Spain's Amenabar started his career as an all-round filmmaking whiz-kid, working as a director, actor, screenwriter, and composer at the tender age of 20. At the time, and for the next five years, he was Spain's youngest working director. This makes me inclined to hate his guts, but I'll get over it. Amenabar works in both Spain and the United States, and though he's mostly made horror films, he's stepped out of the genre twice for the Javier Bardem-starring drama The Sea Inside and the upcoming ancient Egypt costume epic Agora.
Open Your Eyes, Amenabar's second feature and fourth film overall, is an arty psychological thriller with subtle sci-fi undertones and classic horror film imagery. If you want to be crotchety about it, you could say this isn't technically a horror film, but it often looks like one, reminding me of Paul Leni's 1928 film The Man Who Laughs, which looked like a Gothic horror film even though it was an adventure/drama.
The story begins, appropriately enough, with a nightmare. Our womanizing hero Cesar wakes up, gets frustrated that his one-night-stand is still in bed, and meets his best friend for some racquetball. His friend, Pelayo, who would get laid a lot more if he didn't hang out with Cesar, later brings a new girlfriend, Sofia (played by Penelope Cruz in this movie and in the remake), to Cesar's birthday party. Cesar, trying to get away from an old sex buddy, starts working his magic on Sofia while a frustrated Pelayo gets drunk and goes home. Cesar spends the night at Sofia's place, though they don't have sex. The next morning, Cesar gets in an accident that leaves him disfigured, though I'll leave the details of the accident alone to avoid spoilers.

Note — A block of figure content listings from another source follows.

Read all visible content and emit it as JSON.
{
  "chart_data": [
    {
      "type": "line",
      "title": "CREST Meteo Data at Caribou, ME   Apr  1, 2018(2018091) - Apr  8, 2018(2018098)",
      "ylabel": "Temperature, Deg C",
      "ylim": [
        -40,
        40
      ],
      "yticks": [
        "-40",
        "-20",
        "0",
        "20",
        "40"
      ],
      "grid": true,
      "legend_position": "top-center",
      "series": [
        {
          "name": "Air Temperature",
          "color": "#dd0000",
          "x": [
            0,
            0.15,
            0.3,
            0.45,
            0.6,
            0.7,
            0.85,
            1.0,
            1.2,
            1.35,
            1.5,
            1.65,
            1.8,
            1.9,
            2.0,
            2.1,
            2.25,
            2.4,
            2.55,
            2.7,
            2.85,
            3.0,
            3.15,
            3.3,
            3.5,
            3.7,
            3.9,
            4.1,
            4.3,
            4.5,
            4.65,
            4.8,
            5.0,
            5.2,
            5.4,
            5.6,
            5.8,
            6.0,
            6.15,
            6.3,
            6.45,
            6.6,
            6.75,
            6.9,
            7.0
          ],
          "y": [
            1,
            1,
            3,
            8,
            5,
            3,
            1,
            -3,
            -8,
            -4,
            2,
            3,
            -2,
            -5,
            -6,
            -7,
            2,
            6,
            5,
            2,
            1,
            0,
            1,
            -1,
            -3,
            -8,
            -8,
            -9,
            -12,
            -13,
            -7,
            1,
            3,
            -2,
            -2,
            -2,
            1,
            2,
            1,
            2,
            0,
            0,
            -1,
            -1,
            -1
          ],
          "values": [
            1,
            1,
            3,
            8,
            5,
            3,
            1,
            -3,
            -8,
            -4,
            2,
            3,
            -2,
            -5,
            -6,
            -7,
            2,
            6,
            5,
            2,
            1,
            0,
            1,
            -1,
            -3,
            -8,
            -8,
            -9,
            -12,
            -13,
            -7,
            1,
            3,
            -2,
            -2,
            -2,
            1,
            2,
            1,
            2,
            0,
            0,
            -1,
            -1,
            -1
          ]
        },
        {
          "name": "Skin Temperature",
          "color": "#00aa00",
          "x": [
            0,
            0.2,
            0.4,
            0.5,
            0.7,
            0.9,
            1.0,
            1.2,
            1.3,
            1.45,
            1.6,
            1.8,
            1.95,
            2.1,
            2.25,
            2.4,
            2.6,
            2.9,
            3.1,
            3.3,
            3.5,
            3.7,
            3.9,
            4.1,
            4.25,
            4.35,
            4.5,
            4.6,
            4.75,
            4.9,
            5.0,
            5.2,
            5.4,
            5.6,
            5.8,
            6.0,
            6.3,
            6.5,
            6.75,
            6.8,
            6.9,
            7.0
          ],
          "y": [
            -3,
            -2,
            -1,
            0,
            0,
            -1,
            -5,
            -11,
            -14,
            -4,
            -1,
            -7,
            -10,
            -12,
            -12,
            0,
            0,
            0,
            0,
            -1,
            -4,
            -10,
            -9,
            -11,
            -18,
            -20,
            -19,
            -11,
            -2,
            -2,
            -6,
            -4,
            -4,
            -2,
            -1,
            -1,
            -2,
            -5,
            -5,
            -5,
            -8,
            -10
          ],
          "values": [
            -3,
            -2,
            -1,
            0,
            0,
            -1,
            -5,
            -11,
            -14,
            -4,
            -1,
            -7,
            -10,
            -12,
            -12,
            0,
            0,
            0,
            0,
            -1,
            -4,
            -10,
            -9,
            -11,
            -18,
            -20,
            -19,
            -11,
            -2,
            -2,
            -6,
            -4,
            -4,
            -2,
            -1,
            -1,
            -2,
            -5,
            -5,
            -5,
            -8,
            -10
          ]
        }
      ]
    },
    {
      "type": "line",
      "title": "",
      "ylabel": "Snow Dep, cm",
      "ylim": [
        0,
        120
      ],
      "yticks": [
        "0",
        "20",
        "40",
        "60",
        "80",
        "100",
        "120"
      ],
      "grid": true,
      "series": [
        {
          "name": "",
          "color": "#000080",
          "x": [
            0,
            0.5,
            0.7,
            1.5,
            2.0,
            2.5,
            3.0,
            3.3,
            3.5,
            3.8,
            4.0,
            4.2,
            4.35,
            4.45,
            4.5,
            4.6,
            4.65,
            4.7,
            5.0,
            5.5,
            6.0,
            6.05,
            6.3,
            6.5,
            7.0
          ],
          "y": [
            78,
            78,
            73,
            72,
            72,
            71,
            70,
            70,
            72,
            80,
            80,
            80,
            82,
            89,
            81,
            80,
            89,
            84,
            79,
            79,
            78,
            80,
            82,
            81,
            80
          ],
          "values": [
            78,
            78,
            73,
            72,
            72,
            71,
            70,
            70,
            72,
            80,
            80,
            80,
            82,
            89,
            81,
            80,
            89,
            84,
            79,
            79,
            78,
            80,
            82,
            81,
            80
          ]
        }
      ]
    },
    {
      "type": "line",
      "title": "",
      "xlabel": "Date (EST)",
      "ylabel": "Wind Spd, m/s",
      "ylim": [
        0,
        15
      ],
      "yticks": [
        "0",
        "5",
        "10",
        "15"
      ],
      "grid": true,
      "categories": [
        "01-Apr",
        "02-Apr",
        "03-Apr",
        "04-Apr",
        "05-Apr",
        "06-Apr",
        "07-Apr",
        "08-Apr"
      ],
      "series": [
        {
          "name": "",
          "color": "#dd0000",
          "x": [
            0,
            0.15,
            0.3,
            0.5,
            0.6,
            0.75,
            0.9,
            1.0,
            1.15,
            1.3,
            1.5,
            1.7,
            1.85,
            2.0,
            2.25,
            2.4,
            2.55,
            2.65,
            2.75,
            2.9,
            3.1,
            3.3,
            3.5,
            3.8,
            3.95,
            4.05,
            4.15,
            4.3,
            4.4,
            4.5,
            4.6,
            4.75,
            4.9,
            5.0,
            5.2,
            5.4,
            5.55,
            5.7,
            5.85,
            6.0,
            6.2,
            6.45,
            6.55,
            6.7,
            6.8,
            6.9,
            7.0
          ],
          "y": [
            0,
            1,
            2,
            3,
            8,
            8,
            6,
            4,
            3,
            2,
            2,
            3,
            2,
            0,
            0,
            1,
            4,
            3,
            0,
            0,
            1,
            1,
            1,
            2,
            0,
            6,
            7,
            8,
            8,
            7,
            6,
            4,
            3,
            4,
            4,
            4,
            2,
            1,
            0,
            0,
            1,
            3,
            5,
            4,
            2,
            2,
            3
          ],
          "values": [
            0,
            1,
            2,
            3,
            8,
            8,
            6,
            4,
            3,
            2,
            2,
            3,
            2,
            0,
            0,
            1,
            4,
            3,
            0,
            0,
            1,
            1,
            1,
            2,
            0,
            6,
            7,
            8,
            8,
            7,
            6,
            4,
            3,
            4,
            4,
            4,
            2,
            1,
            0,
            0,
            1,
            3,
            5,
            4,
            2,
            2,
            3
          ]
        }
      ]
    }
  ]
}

The movie then focuses on Cesar's attempts to reconstruct his disfigured face and his mysterious relationship with Sofia while flashing forward to scenes of a masked Cesar in a criminal asylum talking to a psychiatrist. The film gets stranger, and the boundaries between dreams and real life get blurrier, calling to mind both The Matrix (though it came out two years later) and episodes of The Twilight Zone.
Amenabar's film is not as deep as it thinks it is, and my wife thought we never got to know the characters as well as we should have, though I'm still undecided on that point, but Amenabar handles the dreamlife/waking-life tone skillfully and creates some powerful images, including some shots of Cesar in a nightclub with his creepy mask on the back of his head. Penelope Cruz, who has seemed flat and uncharismatic in English-language films, is vibrant and appealing in her native language. I don't see the towering masterpiece Tom Cruise saw, but I do see a solid, enjoyable, visually interesting little movie that skillfully blends genres.